Vladimir Poutine réclame de son côté que l'Ukraine cède quatre régions du sud et de l'est que la Russie occupe partiellement, en plus de la Crimée annexée en 2014, et renonce à intégrer l'Otan.
Mme Kallas a affirmé de son côté que "la garantie de sécurité la plus forte est l'adhésion à l'Otan". "Si l'Ukraine décide de tracer une ligne quelque part, comment pouvons-nous garantir la paix afin que Poutine n'aille pas plus loin ?", s'est-elle interrogée.

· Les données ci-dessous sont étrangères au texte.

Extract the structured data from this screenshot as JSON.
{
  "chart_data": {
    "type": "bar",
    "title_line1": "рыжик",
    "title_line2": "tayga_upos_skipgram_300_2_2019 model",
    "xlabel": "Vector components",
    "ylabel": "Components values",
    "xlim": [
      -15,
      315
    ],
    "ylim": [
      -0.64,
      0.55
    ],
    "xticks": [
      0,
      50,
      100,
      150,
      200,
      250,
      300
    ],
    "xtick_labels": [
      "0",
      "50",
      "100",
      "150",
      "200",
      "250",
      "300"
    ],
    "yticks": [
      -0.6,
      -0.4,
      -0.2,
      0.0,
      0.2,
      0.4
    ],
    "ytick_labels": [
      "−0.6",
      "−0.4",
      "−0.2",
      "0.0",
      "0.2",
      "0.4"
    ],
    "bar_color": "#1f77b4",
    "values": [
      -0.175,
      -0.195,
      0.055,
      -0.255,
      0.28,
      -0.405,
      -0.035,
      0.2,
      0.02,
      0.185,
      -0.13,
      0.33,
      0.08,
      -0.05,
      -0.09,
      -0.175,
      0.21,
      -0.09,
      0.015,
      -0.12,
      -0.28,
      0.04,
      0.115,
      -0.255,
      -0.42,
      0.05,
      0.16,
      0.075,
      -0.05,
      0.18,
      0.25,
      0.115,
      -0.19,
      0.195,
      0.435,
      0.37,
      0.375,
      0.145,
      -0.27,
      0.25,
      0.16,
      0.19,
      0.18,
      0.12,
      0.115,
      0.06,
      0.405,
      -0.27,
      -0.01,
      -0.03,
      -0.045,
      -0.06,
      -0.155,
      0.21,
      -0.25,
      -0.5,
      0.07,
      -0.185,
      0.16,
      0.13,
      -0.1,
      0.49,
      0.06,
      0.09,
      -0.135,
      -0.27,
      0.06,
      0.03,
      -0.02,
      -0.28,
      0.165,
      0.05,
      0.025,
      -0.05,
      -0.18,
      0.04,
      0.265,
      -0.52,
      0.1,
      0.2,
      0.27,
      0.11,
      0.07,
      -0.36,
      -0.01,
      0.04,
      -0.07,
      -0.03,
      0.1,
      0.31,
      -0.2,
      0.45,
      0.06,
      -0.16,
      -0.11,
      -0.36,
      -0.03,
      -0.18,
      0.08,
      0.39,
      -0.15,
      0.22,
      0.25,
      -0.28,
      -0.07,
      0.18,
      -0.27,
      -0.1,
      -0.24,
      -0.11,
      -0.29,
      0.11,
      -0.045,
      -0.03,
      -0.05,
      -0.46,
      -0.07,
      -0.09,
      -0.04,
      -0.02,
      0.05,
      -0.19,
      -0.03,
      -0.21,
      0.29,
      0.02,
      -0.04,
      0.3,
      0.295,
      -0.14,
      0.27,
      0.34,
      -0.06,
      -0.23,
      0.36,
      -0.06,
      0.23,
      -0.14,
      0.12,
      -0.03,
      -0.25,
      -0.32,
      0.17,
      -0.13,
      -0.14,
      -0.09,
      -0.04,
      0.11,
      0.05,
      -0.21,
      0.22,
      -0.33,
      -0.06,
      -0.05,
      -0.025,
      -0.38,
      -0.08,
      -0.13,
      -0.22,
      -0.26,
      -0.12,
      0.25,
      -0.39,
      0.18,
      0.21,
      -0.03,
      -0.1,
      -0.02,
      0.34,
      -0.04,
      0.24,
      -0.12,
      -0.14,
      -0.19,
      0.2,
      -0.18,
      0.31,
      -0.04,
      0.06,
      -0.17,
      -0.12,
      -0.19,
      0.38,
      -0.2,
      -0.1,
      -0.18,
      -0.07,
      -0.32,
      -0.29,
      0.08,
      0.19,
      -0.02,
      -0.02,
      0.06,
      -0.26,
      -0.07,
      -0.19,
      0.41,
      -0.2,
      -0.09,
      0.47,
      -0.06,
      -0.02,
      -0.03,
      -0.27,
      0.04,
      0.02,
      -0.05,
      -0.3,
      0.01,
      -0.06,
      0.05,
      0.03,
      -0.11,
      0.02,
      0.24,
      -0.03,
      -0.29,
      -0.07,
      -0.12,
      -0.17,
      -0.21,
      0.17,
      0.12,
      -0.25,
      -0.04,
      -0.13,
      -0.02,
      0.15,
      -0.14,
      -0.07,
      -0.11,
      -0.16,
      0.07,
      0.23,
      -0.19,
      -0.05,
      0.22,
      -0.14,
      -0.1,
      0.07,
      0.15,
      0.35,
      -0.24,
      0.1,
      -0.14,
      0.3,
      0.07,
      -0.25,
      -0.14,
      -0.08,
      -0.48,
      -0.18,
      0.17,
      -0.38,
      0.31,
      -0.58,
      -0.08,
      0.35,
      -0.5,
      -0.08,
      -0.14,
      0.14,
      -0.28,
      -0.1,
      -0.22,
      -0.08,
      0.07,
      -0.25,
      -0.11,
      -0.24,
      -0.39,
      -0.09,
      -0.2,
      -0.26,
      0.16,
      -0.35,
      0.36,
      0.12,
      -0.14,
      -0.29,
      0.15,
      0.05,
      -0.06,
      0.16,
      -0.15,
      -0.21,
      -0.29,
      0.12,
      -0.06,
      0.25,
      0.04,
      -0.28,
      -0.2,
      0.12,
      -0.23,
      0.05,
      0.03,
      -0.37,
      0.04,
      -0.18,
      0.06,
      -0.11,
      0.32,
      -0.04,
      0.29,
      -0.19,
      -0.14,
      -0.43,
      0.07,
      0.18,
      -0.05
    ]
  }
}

Or, la volonté de l'Ukraine de rejoindre l'Alliance atlantique est justement l'une des raisons évoquées par Moscou pour justifier son invasion du pays lancée en février 2022.
Les diplomates de l'Otan estiment cependant qu'il y a peu de chances que l'Alliance accorde prochainement à l'Ukraine le statut de membre, compte tenu de l'opposition d'un grand nombre de pays qui craignent d'être entraînés dans une guerre directe avec la Russie.
Selon Mme Kallas, l'UE ne devrait de son côté "rien exclure" en ce qui concerne l'envoi de troupes européennes sur le sol ukrainien pour aider à faire respecter un éventuel cessez-le-feu, autre mesure qui implique un risque de conflit direct avec Moscou.
"Nous devrions entretenir une ambiguïté stratégique à ce sujet", a-t-elle plaidé.
- Convaincre Trump -
Depuis le début de l'invasion russe en 2022, l'Europe a dépensé au total environ 125 milliards de dollars pour soutenir l'Ukraine, tandis que les États-Unis ont déboursé à eux seuls plus de 90 milliards de dollars, selon une étude de l'Institut Kiel.
L'avenir du soutien américain est toutefois remis en question, Donald Trump ayant critiqué les milliards dépensés pour l'Ukraine et laissé entendre qu'il voulait mettre fin le plus rapidement possible au conflit.
Kaja Kallas a assuré que l'UE utiliserait un "langage transactionnel" pour tenter de convaincre le milliardaire américain que soutenir Kiev était dans l'intérêt des États-Unis.
"L'aide à l'Ukraine n'est pas de la charité. Une victoire de la Russie enhardirait définitivement la Chine, l'Iran et la Corée du Nord", a-t-elle plaidé.
Selon elle, l'UE continuera à chercher à placer Kiev dans une position "forte" en cas de négociations avec Moscou. Elle a toutefois admis qu'il devenait "de plus en plus difficile" pour les 27 Etats membres de s'entendre sur de nouveaux moyens d'accroître leur soutien à l'Ukraine.
"Cette guerre dure depuis un certain temps et il est de plus en plus difficile de l'expliquer à nos concitoyens", a-t-elle admis, avant d'ajouter: "Mais je ne vois pas d'autre solution".